I drove around the city for a while, noting while doing so how it was possible to be comfortable inside an automobile. My sister had taken my compliment about her automobile as an offense and perhaps, in some way, that was how I had meant it. I had never understood spending so much money on a set of wheels. But I had to admit that it was comfortable, quiet and that it made sense that my sister would want to be able to unlock her car and turn on the lights from across a parking lot. Still, I felt out of place behind the wheel of the thing—what else was new. I drove through Georgetown, then up Wisconsin, then back across Massachusetts to Dupont Circle. I went to my mother’s house, wanting to catch her before her nap. That way I’d be able to leave because of her coming “down time” and because I had to pick up Lisa.

“My Monksie is home,” Mother said again.

We sat in the kitchen and she made tea. “You’re looking great, Mother.”

“Go on,” she said. “I’m an old lady. I don’t know about this tea, sweetheart. This woman who used to be one of your father’s patients brought it to me.”

“That was nice of her,” I said.

“She’s a sweet woman, but, lord, she’s even older than I am. I can’t seem to get it through to her that your father has passed away.” She put the cups and saucers on the table.

“Where’s Lorraine?” I asked.

“She’s out doing the shopping.”

I looked at the calendar on the wall. It was from last year, but on the correct month. “Mother, that calendar’s out of date.”

“Lisa keeps telling me that, but I can’t remember to change it.”

“Tell you what, I’ll pick up a new one for you.” As I said it, I wondered what kind of grief I might cause Lisa by buying Mother a new calendar. Would the old lady go on and on about where it came from? I could imagine the months peeling by and Lisa having to endure,
Would you look at that picture of the Grand Canyon. Monksie gave me that calendar. He noticed that the old one was out of date.

“Here you go.” Mother set the teapot down between our cups, then sat. “So, how was your meeting?”

“Fine,” I said. “The paper went well and now I’m done.”

“That’s good,” she said. She got up and turned the dial of the burner to off a second time, then sat back down.

“You should be careful burning things in that fireplace,” I told her. “It’s never been used. The flue is probably stuck shut.”

“It did get sort of smoky in the living room.”

“You shouldn’t use it at all.”

“I’m finished burning the things anyway.” She poured the tea.

“What were you burning?” I asked.

“Just some papers. Your father gave me instructions when he was in the hospital. He said, ‘Agnes, please burn the papers in the gray box in my study. Will you do that for me?’ I told him I would and then he asked me to please not read them.”

“So, did you?”

Mother shook her head. “Your father asked me not to.”

I looked at the counter and saw a blue box sitting there. “You’re not burning the stuff in that box too, are you?”

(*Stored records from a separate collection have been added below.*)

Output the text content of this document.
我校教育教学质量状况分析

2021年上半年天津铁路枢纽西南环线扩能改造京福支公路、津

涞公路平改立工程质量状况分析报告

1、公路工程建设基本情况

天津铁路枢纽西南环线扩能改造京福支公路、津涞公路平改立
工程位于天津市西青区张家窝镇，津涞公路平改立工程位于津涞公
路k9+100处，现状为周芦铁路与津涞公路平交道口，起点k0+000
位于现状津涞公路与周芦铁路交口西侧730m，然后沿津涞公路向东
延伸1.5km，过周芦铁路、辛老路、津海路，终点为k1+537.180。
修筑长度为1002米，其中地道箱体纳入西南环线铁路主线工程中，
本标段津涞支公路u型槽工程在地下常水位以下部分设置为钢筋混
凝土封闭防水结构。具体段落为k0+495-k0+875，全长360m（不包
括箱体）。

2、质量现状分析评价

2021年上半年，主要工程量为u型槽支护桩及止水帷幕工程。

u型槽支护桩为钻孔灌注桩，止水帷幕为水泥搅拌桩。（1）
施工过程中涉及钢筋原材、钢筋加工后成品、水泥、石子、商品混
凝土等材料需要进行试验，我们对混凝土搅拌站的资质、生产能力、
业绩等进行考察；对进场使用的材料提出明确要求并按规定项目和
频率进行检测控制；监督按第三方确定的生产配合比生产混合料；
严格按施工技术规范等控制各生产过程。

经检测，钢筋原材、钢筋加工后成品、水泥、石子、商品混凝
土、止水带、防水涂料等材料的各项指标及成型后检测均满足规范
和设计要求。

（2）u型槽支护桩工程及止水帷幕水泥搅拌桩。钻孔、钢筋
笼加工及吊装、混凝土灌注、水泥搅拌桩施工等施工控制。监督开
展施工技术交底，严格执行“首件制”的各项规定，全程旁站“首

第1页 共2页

“That’s what I burned. It did make the living room smoky. I never thought about the flue. That’s why we never had a fire in this house. Because I’m afraid of fire.”

“I knew that about you, Mother.”

“Oh, I didn’t offer you milk. Would you like some?”

“No thanks.” I blew on the tea and drank some. “So, are you meeting with your club much these days?”

“Not so much. They’re all dying off. Young women aren’t interested in bridge anymore.”

“From what I gathered you ladies never play bridge anyway.”

“Is that what you gathered?” She laughed softly. “I suppose that’s right.”

I looked at her eyes and could see the fatigue. “Maybe you should stretch out for a while.”

“I do feel a little tired. Lorraine’s making dinner tonight. We’ll eat at seven, but you can come at six for cocktails.”

“Okay, Mother.”

Anyone who speaks to members of his family knows that sharing a language does not mean you share the rules governing the use of that language. No matter what is said, something else is meant and I knew that for all my mother’s seeming incoherence or out-of-itness, she was trying to tell me something over tea. The way she had mentioned the smoke in the living room twice. Her calling the blue box gray. Her easy and quick capitulation to what it was she and her cronies actually did at their meetings. But since I didn’t know the rules, which were forever changing, I could only know that she was trying to say something, not what that something was.